Amanda Zurawski, the lead plaintiff within the Zurawski v. State of Texas lawsuit, was denied an abortion after experiencing a complication known as preterm pre-labor rupture of membranes (PPROM) as a result of docs mentioned they detected fetal cardiac exercise. A couple of days later, she developed sepsis, a life-threatening situation. Medical doctors carried out an emergency induction abortion, and he or she needed to spend a number of days within the ICU.
Zurawski, now a Free & Simply advocate, criticized SB 31 for trying to create “blanket guidelines over each single being pregnant within the state of Texas, as a result of no two are the identical.”
“I wish to imagine—I feel I have to imagine—that the intent of this invoice isn’t malicious,” she says, however she provides that Texas officers have tried to penalize individuals offering entry to abortion care. The Texas Lawyer Basic’s workplace not too long ago introduced that it had filed felony costs towards a midwife and medical assistant, accusing them of illegally offering abortions in Texas.

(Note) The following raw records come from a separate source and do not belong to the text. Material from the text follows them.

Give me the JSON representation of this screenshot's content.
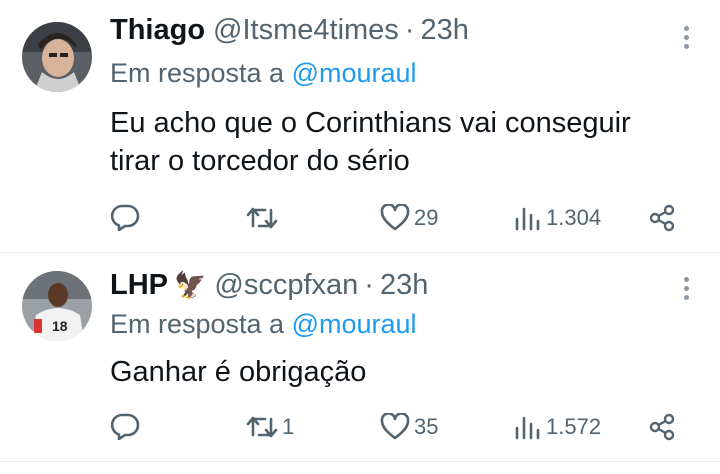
{
  "colors": {
    "text": "#0f1419",
    "secondary": "#536471",
    "link": "#1d9bf0",
    "divider": "#e6e9ec"
  },
  "tweets": [
    {
      "name": "Thiago",
      "handle": "@Itsme4times",
      "separator": "·",
      "time": "23h",
      "reply_prefix": "Em resposta a",
      "reply_to": "@mouraul",
      "text_lines": [
        "Eu acho que o Corinthians vai conseguir",
        "tirar o torcedor do sério"
      ],
      "reply_count": "",
      "retweet_count": "",
      "like_count": "29",
      "view_count": "1.304",
      "icons": [
        "reply-icon",
        "retweet-icon",
        "like-icon",
        "views-icon",
        "share-icon",
        "more-icon"
      ]
    },
    {
      "name": "LHP",
      "name_emoji": "🦅",
      "handle": "@sccpfxan",
      "separator": "·",
      "time": "23h",
      "reply_prefix": "Em resposta a",
      "reply_to": "@mouraul",
      "text_lines": [
        "Ganhar é obrigação"
      ],
      "reply_count": "",
      "retweet_count": "1",
      "like_count": "35",
      "view_count": "1.572",
      "icons": [
        "reply-icon",
        "retweet-icon",
        "like-icon",
        "views-icon",
        "share-icon",
        "more-icon"
      ]
    }
  ]
}
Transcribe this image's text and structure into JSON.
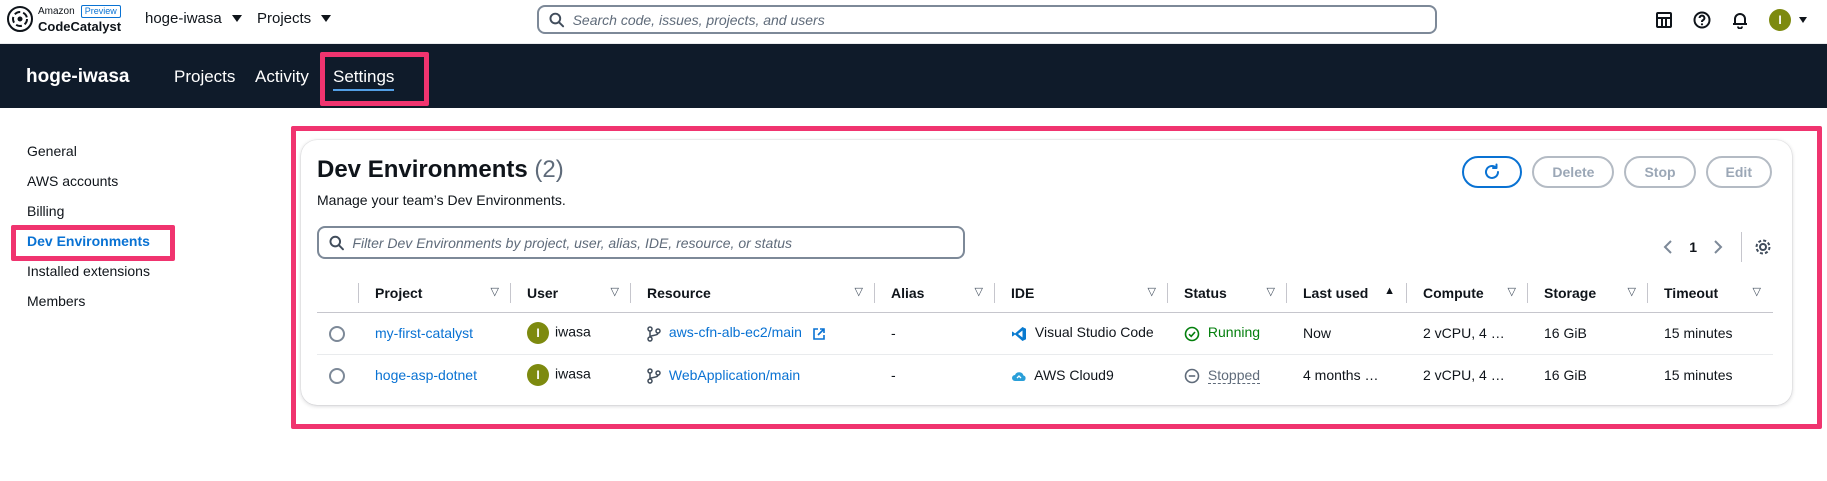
{
  "brand": {
    "amazon": "Amazon",
    "preview": "Preview",
    "name": "CodeCatalyst"
  },
  "topbar": {
    "space_menu": "hoge-iwasa",
    "projects_menu": "Projects",
    "search_placeholder": "Search code, issues, projects, and users",
    "avatar_initial": "I"
  },
  "nav": {
    "org": "hoge-iwasa",
    "links": [
      "Projects",
      "Activity",
      "Settings"
    ],
    "active": "Settings"
  },
  "sidebar": {
    "items": [
      "General",
      "AWS accounts",
      "Billing",
      "Dev Environments",
      "Installed extensions",
      "Members"
    ],
    "active": "Dev Environments"
  },
  "panel": {
    "title": "Dev Environments",
    "count": "(2)",
    "description": "Manage your team’s Dev Environments.",
    "buttons": {
      "delete": "Delete",
      "stop": "Stop",
      "edit": "Edit"
    },
    "filter_placeholder": "Filter Dev Environments by project, user, alias, IDE, resource, or status",
    "page": "1"
  },
  "table": {
    "columns": [
      "Project",
      "User",
      "Resource",
      "Alias",
      "IDE",
      "Status",
      "Last used",
      "Compute",
      "Storage",
      "Timeout"
    ],
    "rows": [
      {
        "project": "my-first-catalyst",
        "user_initial": "I",
        "user": "iwasa",
        "resource": "aws-cfn-alb-ec2/main",
        "alias": "-",
        "ide": "Visual Studio Code",
        "status": "Running",
        "last_used": "Now",
        "compute": "2 vCPU, 4 …",
        "storage": "16 GiB",
        "timeout": "15 minutes"
      },
      {
        "project": "hoge-asp-dotnet",
        "user_initial": "I",
        "user": "iwasa",
        "resource": "WebApplication/main",
        "alias": "-",
        "ide": "AWS Cloud9",
        "status": "Stopped",
        "last_used": "4 months …",
        "compute": "2 vCPU, 4 …",
        "storage": "16 GiB",
        "timeout": "15 minutes"
      }
    ]
  },
  "colors": {
    "highlight": "#f0346f",
    "link": "#0972d3",
    "nav_bg": "#0f1b2a",
    "running": "#037f0c"
  }
}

Dennard says she has acquired stress from some individuals behind the invoice and different physicians who disagree together with her to assist it. Whereas some docs and authorized consultants have mentioned that the readability would make “modest however not meaningless” modifications and will avoid wasting lives, advocates say they don’t imagine it’s going to work.
“We shouldn’t be begging for scraps,” Kash says.”You don’t legislate drugs.”